The Apocryphal Twain: “Kindness is language the deaf can hear.”

There is perhaps no greater testament to Twain’s lasting reputation than the habitual misattribution of miscellaneous wit and wisdom to his name. The circulation of such apocryphal aphorisms was common enough in the 20th century. It has only increased with the popularization of digital media. The most common question addressed to the Center for Mark Twain Studies is some variety of “Did he really say that?” Whenever possible, we track down the original source, as well as attempt to trace how their words came to be imagined in Twain’s mouth.

“Kindness is language the deaf can hear and the blind can see.” – The Apocryphal Twain

The Occam’s Razor of Twain attribution is: If the aphorism in question indicates a sentimental, nostalgic, or otherwise optimistic attitude towards humanity, it probably didn’t come from Twain. As Louis Budd put it, Twain indulged a “lifelong suspicion that the mass of mankind is venal, doltish, feckless, and tyrannical, that the damn fools make up a majority anywhere.” Thus, it struck me as unlikely that Twain had such pithy things to say about kindness when this quote began circulating in 2009.

It would appear the popularity of this quotation, which is tweeted dozens of times everyday, as well as the widespread acceptance of its attribution, can be traced to a single individual. “Brad D.” introduced the aphorism to Twitter in January 2008 and has tweeted it 124 times since.

A year into this barrage, he hooked his first influencer: Allison Holker, a veteran dancer from High School Musical who was then appearing as an “All-Star” on  So You Think You Can Dance and would join the Dancing with the Stars cast a few years later. 

Embraced thereafter by the usual community of quote bots, life coaches, and motivational speakers, many of whom have tens or even hundreds of thousands of followers, the aphorism was now in daily circulation. Roughly two weeks later it would be tweeted from the accounts of The Trevor Project, The NOH8 Campaign and its founder, celebrity photography Adam Bouska. These LGBT outreach organizations have a combined following in the millions, including many public figures.

In the ensuing years, the quote has remained a staple of social media inspiration and activism. However, its misattribution pre-dates its digital perpetuation. It was credited to Twain in a series of self-help books from the 1990s, the first of which, A Compendium of Caring Thought, was produced by The Caring Institute, a non-profit founded by a prominent philanthropist of the elderly and disabled, Val J. Halamandaris.
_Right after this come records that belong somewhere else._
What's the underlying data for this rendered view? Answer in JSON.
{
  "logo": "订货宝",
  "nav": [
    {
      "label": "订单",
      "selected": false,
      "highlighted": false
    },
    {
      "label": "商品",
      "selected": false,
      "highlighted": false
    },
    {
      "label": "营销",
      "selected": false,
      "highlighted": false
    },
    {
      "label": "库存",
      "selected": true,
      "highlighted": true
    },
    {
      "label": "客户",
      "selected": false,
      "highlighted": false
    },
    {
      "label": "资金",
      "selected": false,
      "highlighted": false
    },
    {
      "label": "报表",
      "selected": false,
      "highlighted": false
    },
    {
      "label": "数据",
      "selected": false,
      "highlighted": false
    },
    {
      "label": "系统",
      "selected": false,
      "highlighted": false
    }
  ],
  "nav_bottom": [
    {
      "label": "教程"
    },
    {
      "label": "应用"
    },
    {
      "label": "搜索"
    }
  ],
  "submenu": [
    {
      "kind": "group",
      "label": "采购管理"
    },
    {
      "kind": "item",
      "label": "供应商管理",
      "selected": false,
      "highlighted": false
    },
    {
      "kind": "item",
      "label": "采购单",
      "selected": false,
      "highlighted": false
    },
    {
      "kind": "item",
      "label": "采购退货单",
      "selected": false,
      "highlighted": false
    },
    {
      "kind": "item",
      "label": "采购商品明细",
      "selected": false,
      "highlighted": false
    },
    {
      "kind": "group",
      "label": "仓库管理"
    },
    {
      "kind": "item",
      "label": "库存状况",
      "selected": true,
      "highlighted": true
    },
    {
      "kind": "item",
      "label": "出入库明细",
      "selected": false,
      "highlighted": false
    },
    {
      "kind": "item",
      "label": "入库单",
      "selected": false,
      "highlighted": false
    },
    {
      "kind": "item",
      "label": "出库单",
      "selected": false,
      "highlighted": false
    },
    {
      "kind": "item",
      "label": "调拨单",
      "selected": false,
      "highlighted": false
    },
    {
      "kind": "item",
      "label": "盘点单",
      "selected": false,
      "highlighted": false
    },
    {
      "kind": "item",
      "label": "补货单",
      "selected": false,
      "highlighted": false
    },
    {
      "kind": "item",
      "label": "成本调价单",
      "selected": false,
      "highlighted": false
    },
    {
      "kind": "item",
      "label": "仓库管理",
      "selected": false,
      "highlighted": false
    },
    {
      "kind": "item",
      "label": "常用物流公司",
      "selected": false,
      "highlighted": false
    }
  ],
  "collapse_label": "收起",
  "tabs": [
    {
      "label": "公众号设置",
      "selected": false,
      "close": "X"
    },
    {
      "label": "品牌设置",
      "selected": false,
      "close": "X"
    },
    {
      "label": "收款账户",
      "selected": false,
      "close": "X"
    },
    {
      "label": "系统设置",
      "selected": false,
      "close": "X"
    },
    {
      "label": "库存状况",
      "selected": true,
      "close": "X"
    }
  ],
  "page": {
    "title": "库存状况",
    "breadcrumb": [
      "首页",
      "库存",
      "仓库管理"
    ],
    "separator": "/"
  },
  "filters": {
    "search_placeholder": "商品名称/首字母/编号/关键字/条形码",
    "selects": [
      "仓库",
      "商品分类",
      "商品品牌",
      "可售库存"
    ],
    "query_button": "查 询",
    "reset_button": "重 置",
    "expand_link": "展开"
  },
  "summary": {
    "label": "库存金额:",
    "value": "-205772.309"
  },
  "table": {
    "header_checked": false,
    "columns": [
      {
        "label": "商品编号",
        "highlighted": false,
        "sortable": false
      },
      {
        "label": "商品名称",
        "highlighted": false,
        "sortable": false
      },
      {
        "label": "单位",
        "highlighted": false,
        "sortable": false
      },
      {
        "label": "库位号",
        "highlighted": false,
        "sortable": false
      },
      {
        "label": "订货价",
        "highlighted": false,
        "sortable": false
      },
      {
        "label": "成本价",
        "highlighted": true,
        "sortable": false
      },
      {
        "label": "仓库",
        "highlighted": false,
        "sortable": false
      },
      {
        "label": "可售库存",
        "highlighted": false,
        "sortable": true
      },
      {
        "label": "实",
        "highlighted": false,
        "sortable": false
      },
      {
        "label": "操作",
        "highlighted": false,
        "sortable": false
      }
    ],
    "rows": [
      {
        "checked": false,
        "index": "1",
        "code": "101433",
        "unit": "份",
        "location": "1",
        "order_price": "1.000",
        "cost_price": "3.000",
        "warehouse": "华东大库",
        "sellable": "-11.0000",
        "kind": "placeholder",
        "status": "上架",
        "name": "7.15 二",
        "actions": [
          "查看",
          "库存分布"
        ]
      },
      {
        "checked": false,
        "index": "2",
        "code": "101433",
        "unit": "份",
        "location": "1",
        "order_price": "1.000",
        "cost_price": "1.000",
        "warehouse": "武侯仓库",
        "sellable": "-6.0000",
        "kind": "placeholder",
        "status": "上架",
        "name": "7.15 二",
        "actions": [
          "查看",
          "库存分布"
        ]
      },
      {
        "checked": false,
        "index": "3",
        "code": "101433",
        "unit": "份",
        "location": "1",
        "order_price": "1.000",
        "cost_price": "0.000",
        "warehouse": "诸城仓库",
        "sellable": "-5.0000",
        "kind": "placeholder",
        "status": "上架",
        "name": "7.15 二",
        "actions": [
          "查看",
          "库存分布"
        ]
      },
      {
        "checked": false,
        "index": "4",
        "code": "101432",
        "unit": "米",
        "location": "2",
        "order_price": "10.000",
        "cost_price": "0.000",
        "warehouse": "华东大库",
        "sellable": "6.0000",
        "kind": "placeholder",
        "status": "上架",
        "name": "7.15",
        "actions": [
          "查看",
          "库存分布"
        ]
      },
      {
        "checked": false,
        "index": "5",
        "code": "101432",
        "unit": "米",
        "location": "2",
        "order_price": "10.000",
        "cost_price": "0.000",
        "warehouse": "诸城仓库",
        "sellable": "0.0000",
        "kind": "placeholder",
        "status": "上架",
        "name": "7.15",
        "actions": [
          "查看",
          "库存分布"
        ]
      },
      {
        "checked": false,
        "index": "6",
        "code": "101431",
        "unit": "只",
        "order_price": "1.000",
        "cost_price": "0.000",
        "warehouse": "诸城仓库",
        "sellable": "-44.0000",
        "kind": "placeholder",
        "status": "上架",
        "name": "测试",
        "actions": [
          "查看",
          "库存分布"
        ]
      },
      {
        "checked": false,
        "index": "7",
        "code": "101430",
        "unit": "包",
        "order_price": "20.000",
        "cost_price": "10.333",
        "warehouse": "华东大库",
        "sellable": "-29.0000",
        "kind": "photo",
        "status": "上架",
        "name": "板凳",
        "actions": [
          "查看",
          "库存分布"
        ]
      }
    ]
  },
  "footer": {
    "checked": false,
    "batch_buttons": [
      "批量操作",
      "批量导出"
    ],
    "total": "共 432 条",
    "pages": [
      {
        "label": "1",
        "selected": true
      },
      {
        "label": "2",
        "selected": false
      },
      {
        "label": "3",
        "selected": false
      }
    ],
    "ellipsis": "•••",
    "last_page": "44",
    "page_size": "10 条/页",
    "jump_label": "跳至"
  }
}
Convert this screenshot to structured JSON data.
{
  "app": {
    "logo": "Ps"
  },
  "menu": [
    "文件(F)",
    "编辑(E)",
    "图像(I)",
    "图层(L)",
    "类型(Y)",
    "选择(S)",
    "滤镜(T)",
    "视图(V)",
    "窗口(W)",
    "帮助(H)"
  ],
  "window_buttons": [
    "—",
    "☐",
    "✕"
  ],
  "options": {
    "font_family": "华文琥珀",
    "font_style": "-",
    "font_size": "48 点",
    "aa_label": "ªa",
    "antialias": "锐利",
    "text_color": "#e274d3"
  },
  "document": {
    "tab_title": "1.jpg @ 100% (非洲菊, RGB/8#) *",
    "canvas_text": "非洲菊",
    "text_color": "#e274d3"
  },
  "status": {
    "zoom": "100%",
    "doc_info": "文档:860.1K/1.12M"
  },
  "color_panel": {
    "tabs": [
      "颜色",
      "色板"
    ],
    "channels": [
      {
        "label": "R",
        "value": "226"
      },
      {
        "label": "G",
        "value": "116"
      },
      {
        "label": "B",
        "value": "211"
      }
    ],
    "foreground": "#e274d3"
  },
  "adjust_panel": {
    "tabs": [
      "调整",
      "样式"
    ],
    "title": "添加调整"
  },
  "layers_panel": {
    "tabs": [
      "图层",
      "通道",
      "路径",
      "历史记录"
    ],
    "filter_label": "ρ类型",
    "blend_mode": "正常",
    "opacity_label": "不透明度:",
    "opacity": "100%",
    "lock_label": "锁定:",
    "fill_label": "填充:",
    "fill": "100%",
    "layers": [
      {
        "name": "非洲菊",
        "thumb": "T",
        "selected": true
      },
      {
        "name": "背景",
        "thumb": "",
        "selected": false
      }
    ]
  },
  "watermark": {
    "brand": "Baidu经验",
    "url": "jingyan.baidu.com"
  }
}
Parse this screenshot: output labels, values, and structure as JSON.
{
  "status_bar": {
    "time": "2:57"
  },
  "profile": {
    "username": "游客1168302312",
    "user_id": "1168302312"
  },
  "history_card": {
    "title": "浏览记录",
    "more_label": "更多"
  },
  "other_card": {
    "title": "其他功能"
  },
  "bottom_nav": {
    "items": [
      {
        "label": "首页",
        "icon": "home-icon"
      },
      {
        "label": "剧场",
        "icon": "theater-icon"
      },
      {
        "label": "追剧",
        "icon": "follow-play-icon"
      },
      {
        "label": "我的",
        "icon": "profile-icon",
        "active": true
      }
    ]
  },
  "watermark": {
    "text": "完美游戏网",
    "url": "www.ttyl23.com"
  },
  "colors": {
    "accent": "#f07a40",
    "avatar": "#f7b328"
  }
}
Only one of these books, Meladee McCarty’s Daily Journal of Kindness (1996), actually got the attribution right. The aphorism originates from Christian Nestell Bovee. In his Thoughts, Feelings, & Fancies (1857), Bovee wrote “Kindness is a language the dumb can speak and the deaf can hear and understand.” With phrasing slightly altered it appeared again in the revised and expanded Intuitions & Summaries of Thought (1862):

Bovee was a minor Transcendentalist who operated at the fringes of American literary culture for most of the 19th century, dying in 1904 at the age of 84, an incredible endurance for the time. He published his earliest aphorisms in the American Review during the same years Edgar Allen Poe was placing several of his most famous works with the magazine. He was an occasional participant in the Saturday Club which included Ralph Waldo Emerson, Oliver Wendell Holmes, and Henry Wadsworth Longfellow. He contributed to William Dean Howell’s Atlantic Monthly and later, as a publisher of his own magazine, supported several journalists, like Brander Matthews, who went on to become notable muckrakers and naturalists.

Like Twain, his views were generally progressive for his time, with little patience for religion – “Altogether too much thought is give to the next world. One world at a time ought to be sufficient for us.” – and less for politics – “The great number of offices, and the facilities for acquiring them, in a democratic state, induce at intervals an indecent scramble for offices, from which the men of superior worth, after a season, are apt to retire in disgust, leaving the field to be occupied by the less worthy and the more importunate.” But, unlike Twain, Bovee believed “only the optimist looks wisely on life.” “A genial optimist who praises much scatters flowers in our way,” he wrote, “A pleasant illusion is better than a harsh reality.”